Schadsoftware wird durch eine Excel-Zelle geladen
Die Schadsoftware, die in solch eine Excel-Zelle geladen wird, kann dann zum Beispiel einen Staatstrojaner nachladen. Dagegen hilft allerdings eine saubere Formatierung, wie Hartmut Pohl mit seinem Team herausfand:
"Ich formatiere die Zelle klar und deutlich mit: Ja, darf nur eine Zahl sein. Punkt. Und dann passt da kein Befehl rein. Und der kann dann da nicht reingeladen werden."
Die Mimecast-Spezialisten haben bei ihrem Angriff auch die Antiviren- und Sicherheitssoftware überlistet. Das sorgte vor vier Wochen für ziemlich großes Aufsehen. Doch auch dagegen gibt es eine sehr einfache Sicherheitsmaßnahme.

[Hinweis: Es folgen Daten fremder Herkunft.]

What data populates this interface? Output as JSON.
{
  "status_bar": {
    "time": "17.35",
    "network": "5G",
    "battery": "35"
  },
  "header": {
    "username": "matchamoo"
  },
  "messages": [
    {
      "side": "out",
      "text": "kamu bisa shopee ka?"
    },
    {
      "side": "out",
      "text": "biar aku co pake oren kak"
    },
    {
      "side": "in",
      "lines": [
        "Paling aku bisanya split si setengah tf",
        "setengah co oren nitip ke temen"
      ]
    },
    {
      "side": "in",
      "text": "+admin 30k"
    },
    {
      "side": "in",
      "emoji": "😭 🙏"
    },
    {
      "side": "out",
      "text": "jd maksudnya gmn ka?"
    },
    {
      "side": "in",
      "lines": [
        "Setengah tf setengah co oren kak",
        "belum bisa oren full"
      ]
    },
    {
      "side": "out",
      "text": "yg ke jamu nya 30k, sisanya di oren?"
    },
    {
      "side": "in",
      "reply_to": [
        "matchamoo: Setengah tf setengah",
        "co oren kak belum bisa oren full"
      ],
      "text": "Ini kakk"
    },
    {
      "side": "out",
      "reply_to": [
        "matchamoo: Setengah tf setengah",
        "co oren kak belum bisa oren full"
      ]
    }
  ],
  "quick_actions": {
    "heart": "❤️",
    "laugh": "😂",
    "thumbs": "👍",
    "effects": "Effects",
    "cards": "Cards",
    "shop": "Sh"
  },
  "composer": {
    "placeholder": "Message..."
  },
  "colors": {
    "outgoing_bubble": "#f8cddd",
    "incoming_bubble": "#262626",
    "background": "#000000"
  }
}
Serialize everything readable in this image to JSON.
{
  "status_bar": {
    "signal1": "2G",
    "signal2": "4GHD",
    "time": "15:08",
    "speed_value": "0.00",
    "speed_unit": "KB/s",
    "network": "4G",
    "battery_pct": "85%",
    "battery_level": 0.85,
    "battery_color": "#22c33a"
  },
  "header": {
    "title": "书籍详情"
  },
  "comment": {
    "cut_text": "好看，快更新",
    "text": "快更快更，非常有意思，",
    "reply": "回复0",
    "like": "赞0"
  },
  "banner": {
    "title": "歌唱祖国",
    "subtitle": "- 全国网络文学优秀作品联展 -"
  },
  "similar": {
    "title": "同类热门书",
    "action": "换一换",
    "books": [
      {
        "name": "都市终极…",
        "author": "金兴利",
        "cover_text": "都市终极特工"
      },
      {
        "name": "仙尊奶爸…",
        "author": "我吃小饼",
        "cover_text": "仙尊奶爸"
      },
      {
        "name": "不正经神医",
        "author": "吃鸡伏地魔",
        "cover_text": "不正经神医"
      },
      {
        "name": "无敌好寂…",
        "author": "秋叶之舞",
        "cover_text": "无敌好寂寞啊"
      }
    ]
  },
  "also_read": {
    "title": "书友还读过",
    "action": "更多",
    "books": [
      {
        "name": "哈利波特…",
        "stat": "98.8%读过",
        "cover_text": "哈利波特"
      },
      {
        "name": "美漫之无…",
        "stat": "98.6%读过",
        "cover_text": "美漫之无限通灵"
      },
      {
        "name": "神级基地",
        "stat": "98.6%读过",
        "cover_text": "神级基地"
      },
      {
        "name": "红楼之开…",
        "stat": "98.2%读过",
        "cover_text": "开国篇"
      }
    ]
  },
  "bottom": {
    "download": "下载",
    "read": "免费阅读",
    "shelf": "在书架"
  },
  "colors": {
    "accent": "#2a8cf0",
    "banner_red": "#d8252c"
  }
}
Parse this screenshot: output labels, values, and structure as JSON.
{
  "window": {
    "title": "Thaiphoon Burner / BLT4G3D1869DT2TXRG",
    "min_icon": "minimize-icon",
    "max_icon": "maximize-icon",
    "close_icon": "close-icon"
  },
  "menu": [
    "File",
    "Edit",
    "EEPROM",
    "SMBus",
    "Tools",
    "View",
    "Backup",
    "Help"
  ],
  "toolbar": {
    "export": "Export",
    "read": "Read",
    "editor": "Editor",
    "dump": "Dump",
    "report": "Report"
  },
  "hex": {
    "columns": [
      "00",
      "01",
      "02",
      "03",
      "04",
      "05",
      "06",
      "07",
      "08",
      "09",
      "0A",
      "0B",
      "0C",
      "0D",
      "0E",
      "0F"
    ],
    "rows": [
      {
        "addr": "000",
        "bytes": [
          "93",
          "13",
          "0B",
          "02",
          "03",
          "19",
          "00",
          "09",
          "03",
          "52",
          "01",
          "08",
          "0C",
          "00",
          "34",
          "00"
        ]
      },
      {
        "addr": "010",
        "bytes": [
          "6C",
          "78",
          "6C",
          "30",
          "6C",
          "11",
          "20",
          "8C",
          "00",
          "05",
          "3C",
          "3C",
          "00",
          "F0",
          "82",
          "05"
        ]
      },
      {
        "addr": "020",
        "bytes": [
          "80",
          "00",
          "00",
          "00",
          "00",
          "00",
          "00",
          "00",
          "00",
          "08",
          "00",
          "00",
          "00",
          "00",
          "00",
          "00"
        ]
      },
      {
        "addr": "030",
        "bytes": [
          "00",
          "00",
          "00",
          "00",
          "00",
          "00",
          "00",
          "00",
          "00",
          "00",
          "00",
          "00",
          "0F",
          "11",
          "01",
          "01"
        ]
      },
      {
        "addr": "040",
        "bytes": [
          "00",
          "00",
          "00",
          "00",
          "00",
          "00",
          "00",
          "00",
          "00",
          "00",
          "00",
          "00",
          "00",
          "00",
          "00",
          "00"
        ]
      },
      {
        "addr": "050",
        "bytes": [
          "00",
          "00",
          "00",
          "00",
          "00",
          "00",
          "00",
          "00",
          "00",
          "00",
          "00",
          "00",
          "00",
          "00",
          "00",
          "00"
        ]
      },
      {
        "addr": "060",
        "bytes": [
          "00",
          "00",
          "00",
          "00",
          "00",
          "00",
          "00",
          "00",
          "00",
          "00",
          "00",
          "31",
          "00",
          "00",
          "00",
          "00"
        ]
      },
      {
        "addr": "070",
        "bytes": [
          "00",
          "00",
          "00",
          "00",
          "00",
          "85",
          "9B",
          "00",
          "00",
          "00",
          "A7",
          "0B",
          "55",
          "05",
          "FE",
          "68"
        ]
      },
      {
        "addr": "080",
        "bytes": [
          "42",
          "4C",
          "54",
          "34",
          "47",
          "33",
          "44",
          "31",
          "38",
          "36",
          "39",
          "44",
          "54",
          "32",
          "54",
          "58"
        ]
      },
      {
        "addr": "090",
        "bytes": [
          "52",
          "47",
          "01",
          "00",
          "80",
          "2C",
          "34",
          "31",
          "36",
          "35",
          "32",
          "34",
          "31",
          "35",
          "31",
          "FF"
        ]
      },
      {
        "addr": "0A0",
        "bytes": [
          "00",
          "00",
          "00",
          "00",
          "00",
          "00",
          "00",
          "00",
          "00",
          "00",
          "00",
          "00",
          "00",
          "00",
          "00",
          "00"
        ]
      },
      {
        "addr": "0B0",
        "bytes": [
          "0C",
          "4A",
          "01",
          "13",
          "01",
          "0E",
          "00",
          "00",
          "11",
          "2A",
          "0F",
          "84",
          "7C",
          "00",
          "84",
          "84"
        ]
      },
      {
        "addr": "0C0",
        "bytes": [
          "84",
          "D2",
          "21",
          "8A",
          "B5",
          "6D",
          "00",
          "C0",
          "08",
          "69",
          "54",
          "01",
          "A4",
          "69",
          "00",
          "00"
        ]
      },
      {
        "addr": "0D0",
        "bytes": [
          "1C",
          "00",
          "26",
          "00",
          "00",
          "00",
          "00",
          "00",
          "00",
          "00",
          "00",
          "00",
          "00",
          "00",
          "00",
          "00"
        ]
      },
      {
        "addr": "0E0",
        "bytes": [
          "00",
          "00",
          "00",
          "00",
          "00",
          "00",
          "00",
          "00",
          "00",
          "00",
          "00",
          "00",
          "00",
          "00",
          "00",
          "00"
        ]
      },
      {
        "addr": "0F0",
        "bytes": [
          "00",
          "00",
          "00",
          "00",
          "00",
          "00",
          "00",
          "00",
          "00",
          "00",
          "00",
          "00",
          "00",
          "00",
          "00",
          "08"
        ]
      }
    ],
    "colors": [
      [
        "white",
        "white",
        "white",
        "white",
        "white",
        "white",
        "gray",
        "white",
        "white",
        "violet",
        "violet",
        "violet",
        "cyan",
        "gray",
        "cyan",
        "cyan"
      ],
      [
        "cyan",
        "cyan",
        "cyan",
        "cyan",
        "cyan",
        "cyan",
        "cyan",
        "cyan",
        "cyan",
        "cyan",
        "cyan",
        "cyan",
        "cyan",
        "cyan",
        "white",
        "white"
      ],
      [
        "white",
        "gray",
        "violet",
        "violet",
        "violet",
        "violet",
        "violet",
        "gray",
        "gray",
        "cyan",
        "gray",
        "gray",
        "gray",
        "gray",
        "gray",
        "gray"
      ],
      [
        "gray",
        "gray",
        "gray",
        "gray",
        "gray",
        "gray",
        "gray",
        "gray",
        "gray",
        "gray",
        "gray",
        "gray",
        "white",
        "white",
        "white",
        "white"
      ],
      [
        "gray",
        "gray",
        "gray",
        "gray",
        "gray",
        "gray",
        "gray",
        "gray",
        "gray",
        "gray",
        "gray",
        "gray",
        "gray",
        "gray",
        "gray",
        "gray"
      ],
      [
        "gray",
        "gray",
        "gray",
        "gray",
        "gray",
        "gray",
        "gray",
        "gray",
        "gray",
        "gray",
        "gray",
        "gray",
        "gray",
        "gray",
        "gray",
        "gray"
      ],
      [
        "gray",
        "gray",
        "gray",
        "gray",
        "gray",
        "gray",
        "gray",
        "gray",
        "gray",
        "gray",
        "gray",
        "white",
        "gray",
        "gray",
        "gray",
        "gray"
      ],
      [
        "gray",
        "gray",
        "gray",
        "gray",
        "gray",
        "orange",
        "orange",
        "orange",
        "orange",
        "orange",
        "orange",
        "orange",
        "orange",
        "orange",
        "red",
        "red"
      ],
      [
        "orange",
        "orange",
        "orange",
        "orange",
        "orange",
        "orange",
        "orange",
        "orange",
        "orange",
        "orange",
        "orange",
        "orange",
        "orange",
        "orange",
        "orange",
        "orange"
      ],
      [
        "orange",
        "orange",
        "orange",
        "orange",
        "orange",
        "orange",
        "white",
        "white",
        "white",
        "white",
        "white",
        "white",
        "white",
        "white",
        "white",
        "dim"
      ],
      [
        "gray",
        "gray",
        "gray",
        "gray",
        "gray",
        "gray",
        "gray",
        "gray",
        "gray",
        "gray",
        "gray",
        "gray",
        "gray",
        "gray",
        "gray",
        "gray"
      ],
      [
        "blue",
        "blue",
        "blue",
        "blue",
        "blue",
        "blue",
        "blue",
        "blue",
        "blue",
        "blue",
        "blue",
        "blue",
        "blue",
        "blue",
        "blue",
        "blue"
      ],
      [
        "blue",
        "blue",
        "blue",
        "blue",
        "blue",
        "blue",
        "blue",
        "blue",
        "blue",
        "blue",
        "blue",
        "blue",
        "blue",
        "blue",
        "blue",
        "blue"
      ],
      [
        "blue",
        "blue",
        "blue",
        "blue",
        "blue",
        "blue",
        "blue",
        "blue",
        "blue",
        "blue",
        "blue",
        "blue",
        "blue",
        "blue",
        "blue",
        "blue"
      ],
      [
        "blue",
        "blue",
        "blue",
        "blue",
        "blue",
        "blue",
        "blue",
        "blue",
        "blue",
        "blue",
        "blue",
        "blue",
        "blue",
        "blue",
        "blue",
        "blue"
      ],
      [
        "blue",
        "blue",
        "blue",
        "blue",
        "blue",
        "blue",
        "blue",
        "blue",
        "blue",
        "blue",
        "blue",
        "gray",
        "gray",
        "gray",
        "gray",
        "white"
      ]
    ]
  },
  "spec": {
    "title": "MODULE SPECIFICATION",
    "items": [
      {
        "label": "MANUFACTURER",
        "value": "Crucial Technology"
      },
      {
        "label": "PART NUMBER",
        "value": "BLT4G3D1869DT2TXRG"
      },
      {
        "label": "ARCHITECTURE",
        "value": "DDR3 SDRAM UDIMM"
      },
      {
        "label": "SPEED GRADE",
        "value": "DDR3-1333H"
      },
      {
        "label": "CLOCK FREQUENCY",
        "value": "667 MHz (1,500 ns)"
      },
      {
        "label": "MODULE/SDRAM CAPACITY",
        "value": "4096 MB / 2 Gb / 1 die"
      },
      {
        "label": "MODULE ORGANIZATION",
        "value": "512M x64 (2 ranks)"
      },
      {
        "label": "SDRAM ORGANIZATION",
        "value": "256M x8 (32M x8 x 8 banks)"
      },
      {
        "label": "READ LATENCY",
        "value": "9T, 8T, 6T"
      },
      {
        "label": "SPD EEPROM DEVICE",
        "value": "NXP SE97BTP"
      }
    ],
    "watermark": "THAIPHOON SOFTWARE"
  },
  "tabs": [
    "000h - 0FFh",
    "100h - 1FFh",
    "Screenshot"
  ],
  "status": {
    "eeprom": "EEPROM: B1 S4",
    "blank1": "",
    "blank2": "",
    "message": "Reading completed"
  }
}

"Wir brauchen eine Sicherheitssoftware, die definitiv prüft, was in diesen Zellen drin steht. Und wenn es ihr nicht gelingt, zu prüfen, weil der Angreifer das schon vorausgesehen hat und dann einen Timer laufen lässt und die Zelle erst nachlädt nach elf Sekunden, und die Antiviren-Software prüft nur zehn Sekunden lang und dann lässt sie es laufen, dann ist das ein Mangel der Antiviren-, der Sicherheitssoftware. Ich würde verlangen, sie muss jedes Nachladen überprüfen. Wenn das nicht gelingt: Fehlermeldung - die Dateien, die Daten, die nachgeladen werden sollten, konnte ich nicht mehr überprüfen. Punkt."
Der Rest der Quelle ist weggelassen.